Re: toby [toby tap / water toby; toby jug]

Post by Ken Greenwald » Fri Oct 02, 2009 11:15 pm

John, Sounds to me that you have it about right. The Oxford English Dictionary defines the word TOBY as thieves' slang: THE TOBY: the highway as the resort of robbers; ‘the road’ . . . Hence toby verb transitive, to rob on the highway; tobyman, a highwayman [[a common street thief (as well as his act) was known as a ‘low toby,’ and a mounted highwayman (as well as his act) was called a ‘high toby’]. And provides its origin as the follows:

Etymology: Apparently. altered (?through toba', toba) from tobar, the word for ‘road’ in Shelta, the cant or secret language of the Irish tinkers]

So, it seems to all fit together. The TOBY TAP or WATER TOBY (see quotes below) means “the main's water tap [[valve]] outside your house,” as opposed to one inside the house, which we have in my neck of the woods. And as you say, the connection to ‘road’ is that it was earlier located “near the road boundary.”

And I dug up the following quotes from news archives:
<2001 “‘Many properties are having problems with the water toby and pipes being frozen.’ . . . He urged owners of unoccupied houses in Hanmer to get someone to check the pipes and turn the water off at the toby tap.”—New Zealand Herald (Auckland), 9 July>

<2006 “A concrete chamber sunk into the earth from a ‘water toby' - a device similar to a hydrant which is used to turn the water supply on and off - was blamed for the disruption to the land.”—Evening News (Scotland), 28 April>

<2009 “The inability of some Wanaka and Queenstown residents to locate their water toby may mean they face a $200 callout fee.”—Ortago Times (New Zealand), 22 July>
As for TOBY JUG (unrelated to the ‘toby tap / water toby’), I found it to be rhyming slang for the word MUG:


MUG noun [early 19th century and still in use]: A fool, a dupe, originally the victim of a corrupt card-game.

TOBY JUG noun [20th century and still in use]: A fool [rhyming slang toby jug = mug [[the ‘fool' mug and not the ‘beer’ mug – interesting coincidence!]]


TOBY JUG: A mug, a fool [from a type of jug [[the TOBY JUG]] in the shape of a man dressed in a frock-coat and three-cornered hat, popular in the 19th and early 20th centuries]

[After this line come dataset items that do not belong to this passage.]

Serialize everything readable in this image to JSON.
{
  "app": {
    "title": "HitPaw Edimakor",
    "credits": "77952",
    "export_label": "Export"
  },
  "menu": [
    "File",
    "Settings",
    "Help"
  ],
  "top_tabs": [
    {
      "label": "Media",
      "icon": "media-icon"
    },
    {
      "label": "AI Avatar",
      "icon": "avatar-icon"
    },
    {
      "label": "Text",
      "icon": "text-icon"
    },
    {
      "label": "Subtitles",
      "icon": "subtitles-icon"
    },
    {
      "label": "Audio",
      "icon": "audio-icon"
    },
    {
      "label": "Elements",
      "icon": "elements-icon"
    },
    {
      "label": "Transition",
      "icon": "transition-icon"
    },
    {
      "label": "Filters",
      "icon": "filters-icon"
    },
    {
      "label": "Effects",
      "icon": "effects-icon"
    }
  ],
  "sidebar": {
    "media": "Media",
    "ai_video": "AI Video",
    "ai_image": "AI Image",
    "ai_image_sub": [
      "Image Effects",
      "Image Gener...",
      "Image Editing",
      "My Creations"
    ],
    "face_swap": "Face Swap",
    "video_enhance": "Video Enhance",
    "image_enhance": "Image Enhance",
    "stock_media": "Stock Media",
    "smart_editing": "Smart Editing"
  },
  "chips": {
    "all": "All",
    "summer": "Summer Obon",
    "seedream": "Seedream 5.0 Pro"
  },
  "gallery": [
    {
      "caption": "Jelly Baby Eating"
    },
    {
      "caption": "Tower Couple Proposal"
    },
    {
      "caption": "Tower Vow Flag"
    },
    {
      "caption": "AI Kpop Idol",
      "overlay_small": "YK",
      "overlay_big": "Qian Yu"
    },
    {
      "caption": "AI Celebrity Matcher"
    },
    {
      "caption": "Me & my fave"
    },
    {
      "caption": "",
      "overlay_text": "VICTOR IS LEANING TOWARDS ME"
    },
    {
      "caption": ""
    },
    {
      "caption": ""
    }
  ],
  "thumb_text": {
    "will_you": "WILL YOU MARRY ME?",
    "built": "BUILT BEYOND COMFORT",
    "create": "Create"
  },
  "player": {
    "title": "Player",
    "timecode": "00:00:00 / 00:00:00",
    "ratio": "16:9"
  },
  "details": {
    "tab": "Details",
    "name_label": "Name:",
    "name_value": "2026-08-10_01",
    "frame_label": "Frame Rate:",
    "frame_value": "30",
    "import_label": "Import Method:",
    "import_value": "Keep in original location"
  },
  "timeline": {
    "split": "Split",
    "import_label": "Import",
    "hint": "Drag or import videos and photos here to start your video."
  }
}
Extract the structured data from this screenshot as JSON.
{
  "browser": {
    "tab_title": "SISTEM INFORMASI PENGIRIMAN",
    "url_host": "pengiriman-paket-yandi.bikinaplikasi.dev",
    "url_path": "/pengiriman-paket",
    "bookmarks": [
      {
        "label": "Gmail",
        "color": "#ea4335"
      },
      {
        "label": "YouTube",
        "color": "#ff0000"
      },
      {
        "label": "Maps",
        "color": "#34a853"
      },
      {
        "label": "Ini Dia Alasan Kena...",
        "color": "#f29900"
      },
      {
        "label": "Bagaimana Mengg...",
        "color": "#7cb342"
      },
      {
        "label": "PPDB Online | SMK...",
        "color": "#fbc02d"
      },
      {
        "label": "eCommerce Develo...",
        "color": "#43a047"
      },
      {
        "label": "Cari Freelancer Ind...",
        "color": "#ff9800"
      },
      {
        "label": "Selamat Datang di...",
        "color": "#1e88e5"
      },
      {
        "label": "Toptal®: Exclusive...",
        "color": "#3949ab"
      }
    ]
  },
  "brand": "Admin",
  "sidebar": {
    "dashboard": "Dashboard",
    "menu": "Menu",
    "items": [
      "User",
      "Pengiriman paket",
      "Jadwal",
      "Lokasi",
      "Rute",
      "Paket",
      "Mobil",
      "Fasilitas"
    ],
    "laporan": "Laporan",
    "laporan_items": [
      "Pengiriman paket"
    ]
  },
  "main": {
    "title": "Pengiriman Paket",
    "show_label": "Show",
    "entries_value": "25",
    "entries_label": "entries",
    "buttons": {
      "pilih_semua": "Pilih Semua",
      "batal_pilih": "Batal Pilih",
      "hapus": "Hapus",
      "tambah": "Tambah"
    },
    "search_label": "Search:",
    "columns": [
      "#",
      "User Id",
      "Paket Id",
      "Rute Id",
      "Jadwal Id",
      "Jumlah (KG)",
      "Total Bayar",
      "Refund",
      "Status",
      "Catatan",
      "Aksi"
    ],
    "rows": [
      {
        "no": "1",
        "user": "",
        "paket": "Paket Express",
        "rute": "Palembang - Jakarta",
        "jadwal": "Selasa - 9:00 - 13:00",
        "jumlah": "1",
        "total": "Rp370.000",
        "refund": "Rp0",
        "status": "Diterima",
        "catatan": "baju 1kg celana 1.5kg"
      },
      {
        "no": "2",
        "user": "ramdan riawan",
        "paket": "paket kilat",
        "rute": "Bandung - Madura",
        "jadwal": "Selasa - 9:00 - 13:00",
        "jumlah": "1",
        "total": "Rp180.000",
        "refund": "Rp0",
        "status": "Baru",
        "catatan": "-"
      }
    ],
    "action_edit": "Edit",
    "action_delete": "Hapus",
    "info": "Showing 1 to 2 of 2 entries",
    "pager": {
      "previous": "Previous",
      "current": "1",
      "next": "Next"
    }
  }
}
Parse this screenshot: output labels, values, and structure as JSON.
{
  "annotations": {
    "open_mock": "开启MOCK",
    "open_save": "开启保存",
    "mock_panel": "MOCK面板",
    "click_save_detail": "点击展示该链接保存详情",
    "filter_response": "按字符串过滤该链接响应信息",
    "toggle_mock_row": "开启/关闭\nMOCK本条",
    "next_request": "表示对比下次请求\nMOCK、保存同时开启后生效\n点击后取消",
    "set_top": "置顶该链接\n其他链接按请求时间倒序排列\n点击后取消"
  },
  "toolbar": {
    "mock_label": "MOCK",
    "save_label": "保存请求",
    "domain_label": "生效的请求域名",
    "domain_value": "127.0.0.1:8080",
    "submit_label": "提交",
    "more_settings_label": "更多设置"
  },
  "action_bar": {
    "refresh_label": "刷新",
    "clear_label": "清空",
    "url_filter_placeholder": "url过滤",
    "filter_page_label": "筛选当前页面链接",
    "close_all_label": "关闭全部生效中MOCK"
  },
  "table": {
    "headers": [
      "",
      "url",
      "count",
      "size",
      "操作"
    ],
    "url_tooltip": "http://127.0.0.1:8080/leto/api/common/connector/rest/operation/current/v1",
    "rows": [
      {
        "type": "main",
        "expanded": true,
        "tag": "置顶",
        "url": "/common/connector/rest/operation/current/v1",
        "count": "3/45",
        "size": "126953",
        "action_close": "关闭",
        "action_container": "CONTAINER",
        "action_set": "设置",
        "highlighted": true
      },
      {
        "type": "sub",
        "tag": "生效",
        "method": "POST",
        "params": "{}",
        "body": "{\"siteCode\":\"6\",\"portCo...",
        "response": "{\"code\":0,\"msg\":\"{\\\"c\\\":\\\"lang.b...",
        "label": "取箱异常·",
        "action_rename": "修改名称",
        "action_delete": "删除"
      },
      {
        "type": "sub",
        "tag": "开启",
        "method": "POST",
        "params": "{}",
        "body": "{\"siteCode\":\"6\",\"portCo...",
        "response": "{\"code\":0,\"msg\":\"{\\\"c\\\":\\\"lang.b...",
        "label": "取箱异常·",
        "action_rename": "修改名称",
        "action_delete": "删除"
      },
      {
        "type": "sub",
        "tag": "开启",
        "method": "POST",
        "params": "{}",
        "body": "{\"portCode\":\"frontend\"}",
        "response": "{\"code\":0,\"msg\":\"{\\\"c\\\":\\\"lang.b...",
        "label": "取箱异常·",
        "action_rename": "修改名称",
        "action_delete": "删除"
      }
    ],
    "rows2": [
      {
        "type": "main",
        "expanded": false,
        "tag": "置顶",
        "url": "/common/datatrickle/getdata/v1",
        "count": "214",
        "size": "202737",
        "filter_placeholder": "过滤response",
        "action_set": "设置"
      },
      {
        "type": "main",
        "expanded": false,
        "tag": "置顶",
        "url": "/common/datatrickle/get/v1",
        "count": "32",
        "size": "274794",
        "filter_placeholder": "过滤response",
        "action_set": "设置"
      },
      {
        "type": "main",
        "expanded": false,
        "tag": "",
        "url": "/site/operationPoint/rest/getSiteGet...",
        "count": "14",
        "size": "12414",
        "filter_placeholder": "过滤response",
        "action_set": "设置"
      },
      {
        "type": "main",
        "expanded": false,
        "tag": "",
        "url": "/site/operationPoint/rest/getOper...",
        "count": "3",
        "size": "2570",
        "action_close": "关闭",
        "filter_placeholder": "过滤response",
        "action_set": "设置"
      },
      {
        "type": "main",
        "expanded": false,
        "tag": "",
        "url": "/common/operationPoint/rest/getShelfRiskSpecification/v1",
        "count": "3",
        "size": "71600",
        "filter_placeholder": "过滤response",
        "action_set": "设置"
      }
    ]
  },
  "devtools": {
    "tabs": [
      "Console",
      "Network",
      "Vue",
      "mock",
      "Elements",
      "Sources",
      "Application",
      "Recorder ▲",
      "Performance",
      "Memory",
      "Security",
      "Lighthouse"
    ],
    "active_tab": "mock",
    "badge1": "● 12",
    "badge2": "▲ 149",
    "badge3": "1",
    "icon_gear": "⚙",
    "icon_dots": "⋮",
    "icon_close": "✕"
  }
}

TOBY, the above beer mug fellow (dressed in a frock-coat and three-cornered hat) of the TOBY JUG, was a character by the name of Toby Filpot from an 18th-century song. But, the song was not the famous Little Brown Jug of 1869 by J. Winner (“Ha, ha, ha, you and me, Little Brown Jug don’t I love thee”) that we all know and love, as the following article mistakenly states (the author had the century right, however, he got his jugs mixed up), but was a song titled Brown Jug (1783):

WESTERN MAIL (Cardiff, Wales), November 23, 2002:

Toby Jug up for Grabs: There will be a rare opportunity to buy a Lloyd George Toby jug during a live auction on the S4C programme, Twrio, at 7.30pm tonight.

The jug (anticipated price: pounds 580), which depicts the Welsh statesman in uniform, was produced just after the end of World War I by A J Wilkinson Ltd at the company's Royal Staffordshire Pottery.
It is one of a series of eleven Toby jugs produced between 1915 and 1919 which depict Allied Commanders of World War I.

The series was designed by F. Carruthers Gould (1844-1925), a famous British political cartoonist, and is regarded as one of the finest ever produced.

The origin of the Toby jug is obscure, but examples of similar jugs can be found in several countries - even as far afield as Peru. The jug, also called a `filpot', is named after Toby Filpot, the drunken character in the 18th-century song Little Brown Jug [[written in 1869]]. In Britain, Toby jugs were first made in the Potteries in Staffordshire in the latter half of the 18th century.

They were also made by the Cambrian pottery in Swansea for a short while around 1800.

Initially, they were inexpensive and used for pouring ale in taverns and middle-class homes, but they soon became popular as decorative items, and started to become collectible early in the 20th century.
The first Toby jugs depicted a portly gentleman with a tri-cornered hat seated on a barrel drinking a mug of ale, smoking a clay pipe or taking snuff.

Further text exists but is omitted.